Currently, we use ChaCha20-Poly1305 for the DEM and elliptic curve cryptography (secp256k1 by default) for the KEM.
- Alice generates a ‘for publication to company’ label with associated public/private key.
- Alice issues policies for N-1 people allowing them to access documents encrypted under the ‘for publication to company’.
- Alice encrypts the company handbook under the ‘for publication to company’ public key.
- When other staff access the document the capsule associated with the company handbook would need to be regenerated as required.
For your HR scenario, the steps are correct. However, for step #4 in our terminology, we would say that each member of the staff would need to get the capsule re-encrypted (NOT 'regenerated’) for them.
Would this place an administrative burden on Alice’s (and other staff members) in managing the various keys and polices as people leave/join the company, particularly if N is large?

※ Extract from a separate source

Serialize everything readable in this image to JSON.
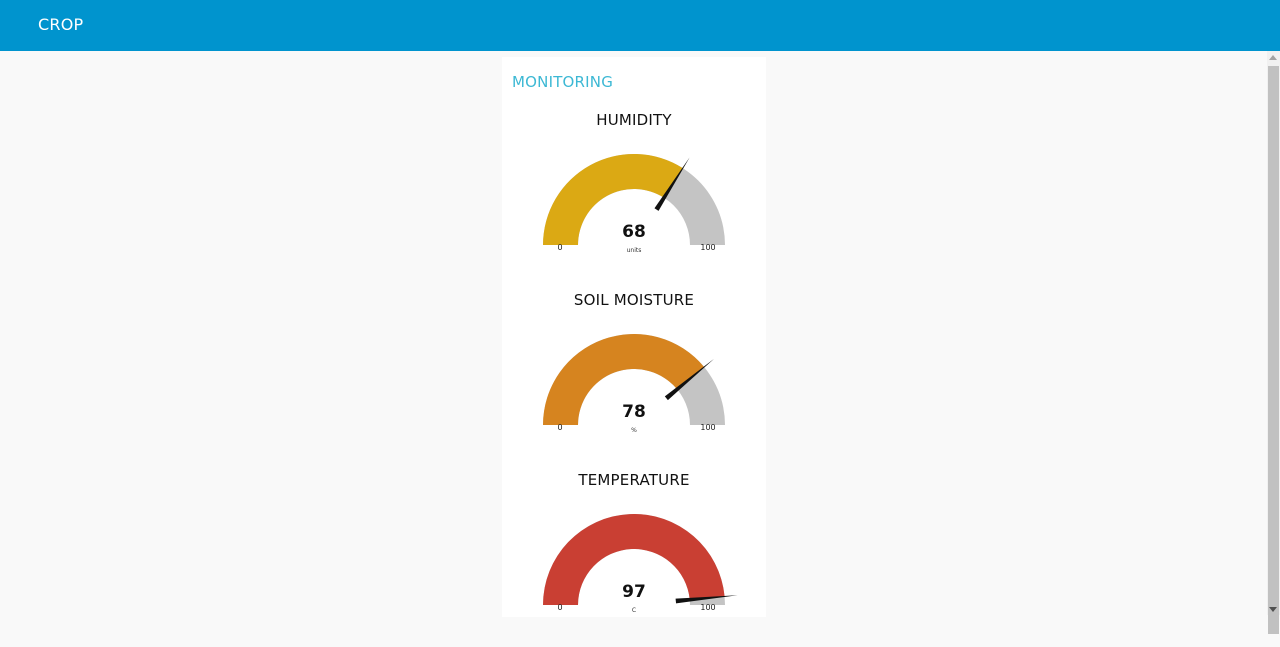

When someone joins, Alice would simply need to issue a policy for that particular person - all other previously existing policies remain valid. When some leaves, Alice would just delete the policy for that particular person - and again all other previously existing policies remain valid.
Alice is simply managing the issuance and revocation of policies. This is how you ensure that data owners maintain ultimate control over their data.
Of course, infrastructure can be built so that profiles of staff members, that include their public keys could be provided so that Alice can easily grant access to them. That would, however, be a layer built on top of the NuCypher Network.
Suppose Bob joins the company - does everybody need to create policies to add Bob, or is there some central mechanism for this to automatically add a policy for Bob to access Alice’s ‘for publication to company’ documents (which sounds very much like a master key and so I would be doubtful about this).
Only the data owner who wants to share data would need to issue a policy for Bob, everyone else who is a consumer of the data would have to do nothing extra.
The usual approach would be to introduce ‘group’ public/private keys, in this case a ‘company group’
That can be done, but in that case, each staff member would require access to the ‘group’ private key which is not ideal. Even worse, if a staff member leaves the company and has knowledge of the private key, you could have a data breach on your hands. To prevent that, you would then have to revoke access to the old group key and re-issue a new policy to a new group key, and then share that group key with the remaining staff members. This is essentially the shortcoming of plain old public-key cryptography.
The idea being that the membership of the ‘company group’ could be centrally managed via policies by single person (HR I guess in this case) making Alice’s and everybody else’s life easier.
As mentioned above, I think that tooling and infrastructure can be built on top of the NuCypher Network to make the administration part easier for individuals - our philosophy has always been to have the data owner dictate who can/can’t access their data. Group policy/key type practices can definitely be incorporated into our workflow, but you should consider what level of security is desired for the use case.